How many grams of AL(NO3)3 are produced when 23.5 grams of Aluminum react with 133 mL of 6.5M HCL?
To find the number of grams of AL(NO3)3 produced, we need to follow a few steps:
Step 1: Convert the volume of HCl from milliliters (mL) to liters (L).
To do this, divide the volume by 1000 since there are 1000 mL in 1 L:
133 mL ÷ 1000 = 0.133 L
Step 2: Calculate the number of moles of HCl.
To find the number of moles, we can use the formula: moles = concentration (M) × volume (L).
Given concentration: 6.5 M
Volume: 0.133 L
Using the formula: moles = 6.5 M × 0.133 L = 0.8645 moles
Step 3: Determine the balanced chemical equation between Aluminum (Al) and Hydrochloric acid (HCl) to find the mole ratio.
The balanced equation is: 2 Al + 6 HCl → 2 AlCl3 + 3 H2
From the equation, we see that 2 moles of Al react with 6 moles of HCl to produce 2 moles of AlCl3.
Step 4: Use the mole ratio to find the number of moles of AlCl3 produced.
Since the mole ratio is 2:2, which simplifies to 1:1, the number of moles of AlCl3 produced is also 0.8645 moles.
Step 5: Calculate the molar mass of AL(NO3)3.
The atomic mass of Aluminum (Al) is 26.98 g/mole.
The atomic mass of Nitrogen (N) is 14.01 g/mole.

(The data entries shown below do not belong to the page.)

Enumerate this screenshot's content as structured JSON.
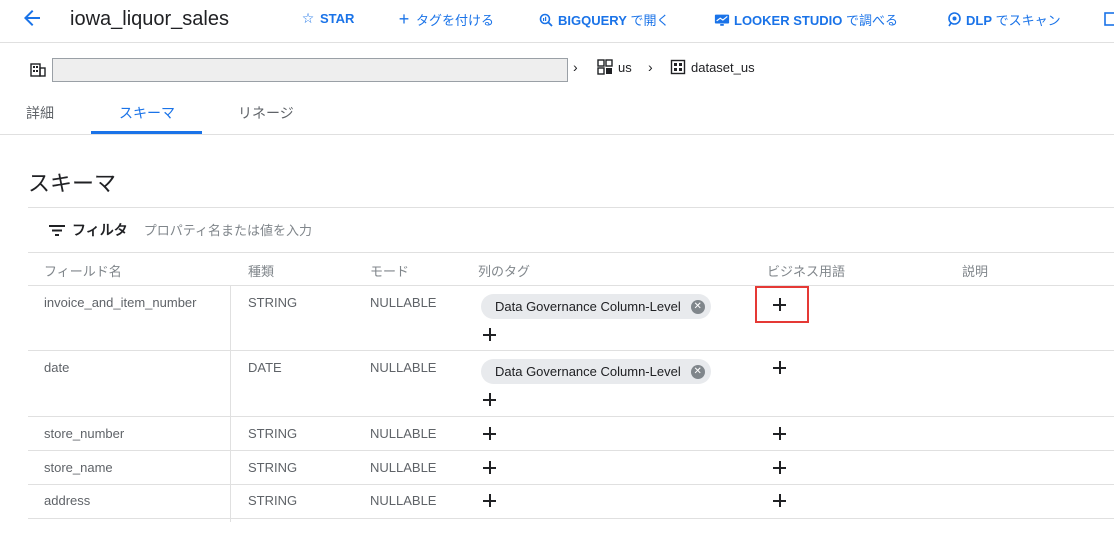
{
  "header": {
    "title": "iowa_liquor_sales",
    "back_icon": "arrow-left-icon",
    "actions": [
      {
        "icon": "star-outline-icon",
        "label": "STAR"
      },
      {
        "icon": "plus-icon",
        "label": "タグを付ける"
      },
      {
        "icon": "bigquery-icon",
        "label_bold": "BIGQUERY",
        "label": " で開く"
      },
      {
        "icon": "looker-studio-icon",
        "label_bold": "LOOKER STUDIO",
        "label": " で調べる"
      },
      {
        "icon": "dlp-icon",
        "label_bold": "DLP",
        "label": " でスキャン"
      }
    ]
  },
  "breadcrumb": {
    "project_icon": "building-icon",
    "items": [
      {
        "icon": "location-grid-icon",
        "label": "us"
      },
      {
        "icon": "dataset-icon",
        "label": "dataset_us"
      }
    ]
  },
  "tabs": [
    {
      "label": "詳細",
      "active": false
    },
    {
      "label": "スキーマ",
      "active": true
    },
    {
      "label": "リネージ",
      "active": false
    }
  ],
  "schema": {
    "title": "スキーマ",
    "filter": {
      "icon": "filter-icon",
      "label": "フィルタ",
      "placeholder": "プロパティ名または値を入力"
    },
    "columns": [
      "フィールド名",
      "種類",
      "モード",
      "列のタグ",
      "ビジネス用語",
      "説明"
    ],
    "rows": [
      {
        "name": "invoice_and_item_number",
        "type": "STRING",
        "mode": "NULLABLE",
        "tag": "Data Governance Column-Level"
      },
      {
        "name": "date",
        "type": "DATE",
        "mode": "NULLABLE",
        "tag": "Data Governance Column-Level"
      },
      {
        "name": "store_number",
        "type": "STRING",
        "mode": "NULLABLE",
        "tag": ""
      },
      {
        "name": "store_name",
        "type": "STRING",
        "mode": "NULLABLE",
        "tag": ""
      },
      {
        "name": "address",
        "type": "STRING",
        "mode": "NULLABLE",
        "tag": ""
      }
    ]
  },
  "colors": {
    "accent": "#1a73e8",
    "highlight": "#e53935",
    "chip": "#e8eaed"
  }
}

The atomic mass of Oxygen (O) is 16.00 g/mole.
Since there are three oxygen atoms in AL(NO3)3, we multiply that atomic mass by 3 to get:
3 × 16.00 g/mole = 48.00 g/mole
Adding up the molar masses of each element, we get:
Al = 26.98 g/mole
N = 14.01 g/mole
O = 48.00 g/mole
Total molar mass of AL(NO3)3 = 26.98 g/mole + 3 × (14.01 g/mole + 48.00 g/mole)
= 26.98 g/mole + 3 × 62.01 g/mole
= 26.98 g/mole + 186.03 g/mole
= 213.01 g/mole
Step 6: Use the molar mass and moles of AlCl3 to calculate the grams of AL(NO3)3 produced.
Given moles of AlCl3 = 0.8645 moles
Molar mass of AL(NO3)3 = 213.01 g/mole
Using the formula: grams of AL(NO3)3 = moles of AlCl3 × molar mass of AL(NO3)3
Therefore, grams of AL(NO3)3 = 0.8645 moles × 213.01 g/mole = 184.06 grams
Therefore, 23.5 grams of Aluminum react with 133 mL of 6.5M HCl to produce 184.06 grams of AL(NO3)3.